TonyR wrote:But in any case the safety comparison you've made is bogus. The accident map you refer to is based on STATS19 data which is accidents on the road It won't record anything happening on an off-road cycleway
I hope you don't mind but I shall reply to the second part of that paragraph first. "Road" is defined in STATS20 in a broader sense than law and includes cycleways that have some lawful access by motor vehicles, so collisions (not accidents) in Castle Park and between Temple Way and Friary should definitely be recorded that way. I'm not sure if any vehicles have lawful access between Counterslip and Temple Way but there's nothing much to cause a collision there anyway: just three or so path-path junctions on a straight cycleway.
Sorry, I misread your first post as referring to segregated cycle facilities not off-road cycle routes. I have no problem with off-road routes that provide a genuine alternative and shorter route. Its on-road segregation we were primarily talking about.
You're mistaken: I was clearly disproving profpointy's "All I see in towns is infrastructure which makes cycling more dangerous, slower, and less convenient" with examples of infrastructure that does none of them which profpointy should have seen.
Discussing on-road protected space (I do not want segregation) causes two problems: there isn't much of it yet; and I wish it did, but the reports don't seem to record details that allow one to distinguish the carriageway from an immediately adjacent cycleway - for example, how can we tell whether the pedal cycle was using the carriageway or the (old-style) foot+cycleway in http://www.cyclestreets.net/collisions/ ... 521302707/
? So any analysis becomes quite time-consuming and difficult to verify.
The first one seems to show a very slight increase in measured safety but it was comparing the observations to predictions (which are called estimates in some places) and essentially finds that the cycleways weren't as safe as predicted - an approach that even the author calls a "second-best methodology" and I feel that second is ranking it a bit high because I'm not sure I like the claimed-better idea of using Bayesian methods, where the prior belief of the investigators becomes a factor. The 95% Confidence Interval straddled zero (meaning no difference from expectation) for every measurement in table 2 (crash/injury by track/lane) and often many others.
There seem obvious confounding factors - for example, the increases in cycle traffic, more crash-prone riders being more likely to choose a cycleway than a carriageway, and mopeds being allowed on cycleways there - but even so, if you ignore the author's predictions and look only at the Observed columns, it shows falls in most measurements.

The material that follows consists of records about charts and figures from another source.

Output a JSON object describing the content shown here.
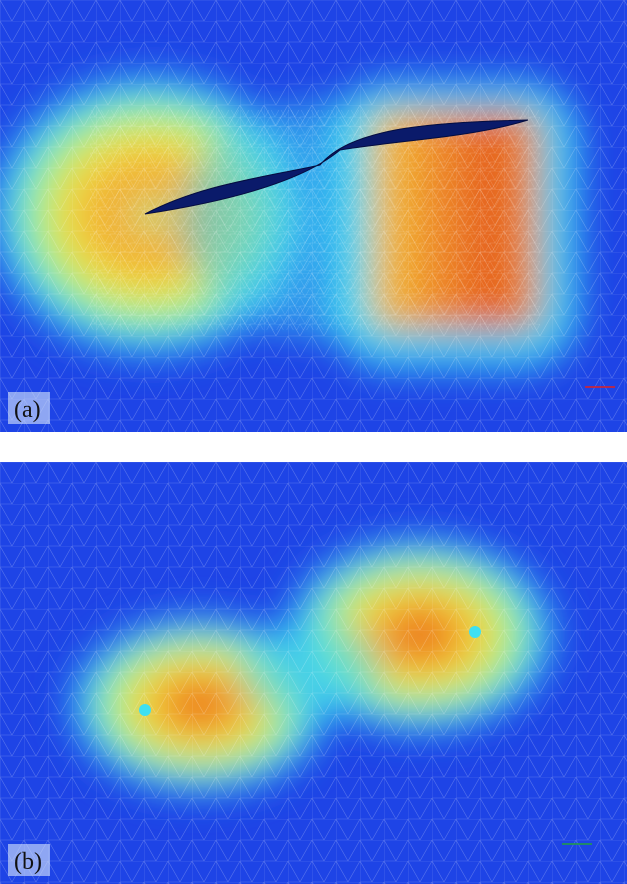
{
  "panels": [
    {
      "label": "(a)"
    },
    {
      "label": "(b)"
    }
  ]
}
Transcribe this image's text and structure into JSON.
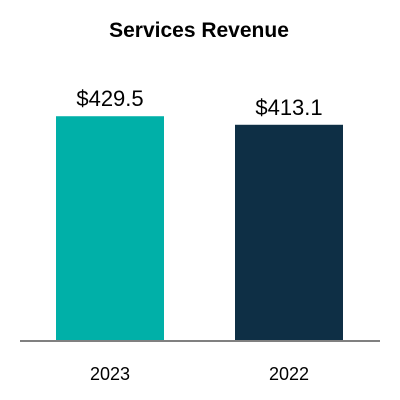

It does illustrate some useful lessons for cycleway design, such as not forcing parking into side streets (often resulting in an increase in traffic turning across the cycleway - in other words, busier junctions and junctions are always the most dangerous places) - a lesson which I think doesn't apply for much of London's new protected cycleways which will be on streets where parking is already forbidden. Also, the Embankment in particular does not have many turnings across the cycleway because they'd be into the Thames - so that first paper basically supports the wisdom of that routing! (I suspect this effect is real, which was part of the reason why I chose the routes alongside water in Bristol - cycleway design needs to harness this effect when it can.)
That second paper "The risks of cycling" by Dr. Eero Pasanen is beyond incredible and seems to contain logical disconnects, including that cycling competes with public transport (huh? I couldn't easily do most of my cycle journeys by public transport) and that helmets could prevent half of fatalities - do you really
trust that paper? Do you wear a helmet and travel by bus for the same trips when not cycling?
If those are the best you have - a paper showing reductions
in numbers of accidents and a paper that also claims half of cyclist deaths can be prevented by helmets - then I conclude there's only very weak evidence that cycleways are more dangerous and the claim " Wherever people have collected the data it has shown cycle facilities to be more dangerous than the road" is unsupported. So with no safety case against them, the numbers of people saying that cycleways would be more attractive and enjoyable than carriageways is sufficient reason to build them.
mjr wrote:Cambridge has been building more protected space as well as even more modal filtering
So where has this "more protected space" been built exactly?
If you want exact, you know how to use maps or FoI requests, but for example, the cycleways alongside the busways and neighbouring roads opened earlier in 2011, if I recall correctly.
"Bikes now make up around 16% of traffic in Central London, rising to around a quarter or even half of all journeys on some routes during peak hours."http://www.tfl.gov.uk/info-for/media/pr
"The biggest ever census of bike use in the city reveals one in four road users during the morning rush hour is a cyclist - and on key routes such as river crossings and roundabouts bikes even outnumber all other vehicles."http://www.standard.co.uk/news/london/m
You were saying?
I was saying that it's far from "the dominant commuting mode" and I still say that - both of those measurements exclude rail traffic (overground or underground), are only on some roads and are vehicle counts rather than people counts (buses do hold more people - sloppy wording in the Standard - and IIRC, traffic censuses don't count pedestrians at all).
£100m over three years is complete chicken-feed compared to what is spent on Bristol's motorways and rails and some of that £100m may well be diverted into motoring and bus projects if it's anything like what we've seen in other cities. (Actually, I think I remember that some of that £100m was used to convert Prince Street Bridge ready for bus rapid transit.) Bristol is still underspending on cycling: 8% cycle-commuting share but only 5% of its transport budget according to http://www.bristolcyclingcampaign.org.u ... ort-budget
Recap on other TonyR claims unsupported but challenges ignored: how London's 3.9% cycle-commuting is "very high levels" yet Bristol's 7.5% is some sort of failure; and what evidence there is that Royal College Street "was causing more accidents than before".